私が、どのポイントからなぜそう思ったのかは、ちょっと記憶が定かではないのですが(この辺が説明できず申し訳ないです)、
この点において気になったのが「わらわらが人間になろうと空を登っていく、そこをペリカンが襲う。ヒミがそれを防ごうと、ペリカンに炎の矢を飛ばすが、わらわらもたくさんそれで死んでしまう」というシーン。
私は、この「わらわら」とは、クリエイターの卵だったり、これから世に生まれる作品のことをも示しているのかなあと感じたんですよね。対して、ペリカンは「社会の中での人の悪意だったり、エゴだったり、システムから生まれる歪み」だったりするのかなと思いました。

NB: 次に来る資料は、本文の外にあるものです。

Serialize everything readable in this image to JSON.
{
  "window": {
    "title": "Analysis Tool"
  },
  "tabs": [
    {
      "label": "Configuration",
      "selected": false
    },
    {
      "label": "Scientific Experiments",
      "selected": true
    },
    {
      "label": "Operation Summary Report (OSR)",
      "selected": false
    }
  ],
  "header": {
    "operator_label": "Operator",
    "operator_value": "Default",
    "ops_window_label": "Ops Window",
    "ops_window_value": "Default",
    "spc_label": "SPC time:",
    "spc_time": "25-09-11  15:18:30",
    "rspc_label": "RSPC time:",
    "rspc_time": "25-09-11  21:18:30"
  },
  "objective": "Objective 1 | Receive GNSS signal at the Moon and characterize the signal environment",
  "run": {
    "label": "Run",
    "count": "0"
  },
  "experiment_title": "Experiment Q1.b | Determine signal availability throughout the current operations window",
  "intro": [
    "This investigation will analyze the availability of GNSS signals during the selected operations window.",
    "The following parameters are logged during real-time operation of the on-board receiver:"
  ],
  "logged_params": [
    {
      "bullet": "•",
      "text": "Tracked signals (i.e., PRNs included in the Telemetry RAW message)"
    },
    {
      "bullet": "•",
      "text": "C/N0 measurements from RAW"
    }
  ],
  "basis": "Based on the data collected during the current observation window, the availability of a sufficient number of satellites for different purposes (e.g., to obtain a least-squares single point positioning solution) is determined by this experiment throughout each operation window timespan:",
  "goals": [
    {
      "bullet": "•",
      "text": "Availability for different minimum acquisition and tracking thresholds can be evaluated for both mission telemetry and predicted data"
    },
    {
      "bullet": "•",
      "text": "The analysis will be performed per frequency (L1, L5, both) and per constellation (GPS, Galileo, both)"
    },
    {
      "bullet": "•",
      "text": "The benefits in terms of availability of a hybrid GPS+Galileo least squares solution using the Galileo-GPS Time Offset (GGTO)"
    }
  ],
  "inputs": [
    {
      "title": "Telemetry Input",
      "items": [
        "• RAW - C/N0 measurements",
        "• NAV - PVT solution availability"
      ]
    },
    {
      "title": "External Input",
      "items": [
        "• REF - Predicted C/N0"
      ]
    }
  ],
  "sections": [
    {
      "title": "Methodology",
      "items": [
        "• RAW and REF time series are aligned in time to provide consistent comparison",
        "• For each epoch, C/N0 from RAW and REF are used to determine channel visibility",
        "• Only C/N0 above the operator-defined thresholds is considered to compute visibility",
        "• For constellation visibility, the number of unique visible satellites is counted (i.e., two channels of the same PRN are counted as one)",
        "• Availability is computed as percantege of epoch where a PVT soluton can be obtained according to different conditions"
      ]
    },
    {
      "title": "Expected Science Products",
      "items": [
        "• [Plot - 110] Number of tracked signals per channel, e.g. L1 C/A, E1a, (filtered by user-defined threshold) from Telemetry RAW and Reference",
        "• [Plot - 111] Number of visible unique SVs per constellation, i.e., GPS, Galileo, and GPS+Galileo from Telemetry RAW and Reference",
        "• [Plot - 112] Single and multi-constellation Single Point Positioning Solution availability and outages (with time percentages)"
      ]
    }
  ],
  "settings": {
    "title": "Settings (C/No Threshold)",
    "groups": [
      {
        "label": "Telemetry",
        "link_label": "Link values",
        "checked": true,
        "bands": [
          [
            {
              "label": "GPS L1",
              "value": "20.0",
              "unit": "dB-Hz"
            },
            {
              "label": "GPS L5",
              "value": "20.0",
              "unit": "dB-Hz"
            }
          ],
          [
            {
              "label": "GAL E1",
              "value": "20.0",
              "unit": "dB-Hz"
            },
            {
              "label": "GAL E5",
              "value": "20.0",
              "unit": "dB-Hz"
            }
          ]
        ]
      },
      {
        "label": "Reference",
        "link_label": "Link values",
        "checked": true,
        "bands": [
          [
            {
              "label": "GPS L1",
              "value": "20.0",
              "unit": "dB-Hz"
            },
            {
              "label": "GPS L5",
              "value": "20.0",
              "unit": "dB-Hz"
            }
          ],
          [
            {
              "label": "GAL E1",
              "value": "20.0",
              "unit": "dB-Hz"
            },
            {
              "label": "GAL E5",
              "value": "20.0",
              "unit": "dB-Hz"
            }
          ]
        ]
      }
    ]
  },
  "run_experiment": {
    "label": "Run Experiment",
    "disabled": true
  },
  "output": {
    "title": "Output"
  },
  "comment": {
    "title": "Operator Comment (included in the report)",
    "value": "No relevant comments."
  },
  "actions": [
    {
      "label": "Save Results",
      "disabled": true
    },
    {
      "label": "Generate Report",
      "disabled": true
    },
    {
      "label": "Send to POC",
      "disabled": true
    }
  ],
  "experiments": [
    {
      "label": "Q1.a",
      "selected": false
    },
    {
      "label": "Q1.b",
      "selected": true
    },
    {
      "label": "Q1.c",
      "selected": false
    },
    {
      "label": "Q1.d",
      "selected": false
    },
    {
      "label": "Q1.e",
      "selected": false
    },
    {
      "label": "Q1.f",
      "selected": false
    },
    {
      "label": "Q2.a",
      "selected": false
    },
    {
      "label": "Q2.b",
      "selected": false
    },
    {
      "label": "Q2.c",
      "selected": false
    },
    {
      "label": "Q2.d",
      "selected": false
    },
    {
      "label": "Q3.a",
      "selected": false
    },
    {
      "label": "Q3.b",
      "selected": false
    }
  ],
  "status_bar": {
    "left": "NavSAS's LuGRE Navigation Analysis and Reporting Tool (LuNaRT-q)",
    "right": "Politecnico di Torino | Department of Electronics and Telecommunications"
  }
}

というのは、『作為をしなくても、自然な状態であれば、色々な人が、色々な作品やアイディアを世に出していくはず。だけど、「ペリカン」…つまり、誰かからの誹謗中傷や物差しだったり、固定概念であったり、人間が純粋に創作活動ができないような邪魔が入ってしまうと、壊れやすいそれらは簡単に殺されてしまう』…みたいなことを示しているように思えたんですね。
そして、ここでいう「ヒミ」の炎とは、宮崎監督の「自分という存在の影響力の強さ」だったり「創作へのこだわり」を指します。アニメの世界において、宮崎監督の作品に影響を受けていない人はほとんどいないでしょうし、「創作とはこうあるべきだ」「これはOKだけれど、こういうのはいけない」という宮崎監督の意見は、ペリカンを追い払うことはできるかもしれないけれど、同時にそれが強烈な呪いともなって、クリエイターたちの自由な発想を殺したり、縛ってしまう、という比喩に思えたんですね。
つまるところは「新しいクリエイターに出てきて欲しい。無垢で自由な表現はもっともっと世に出ていくべきだ」「だけれど、自分が良かれと思ってしたことが、彼らを焼き殺したり、制限したりすることもある。そんな中で、自分は後世の創作界に何を残していけるのか」という思いが表れているのではないかなあ、と感じました。
ここからはさらに想像ですが、「自分が強烈な呪いになってしまう」ということを恐れてもいるのは、自分自身が誰より「母の不在」という強烈な呪いに縛られてきたからでもあるのではと思います。
この解釈に則ると、新しい母・ナツコが身ごもっている「子ども」とは、ある意味「新しいクリエイター」のことをも、指しているのではないでしょうか。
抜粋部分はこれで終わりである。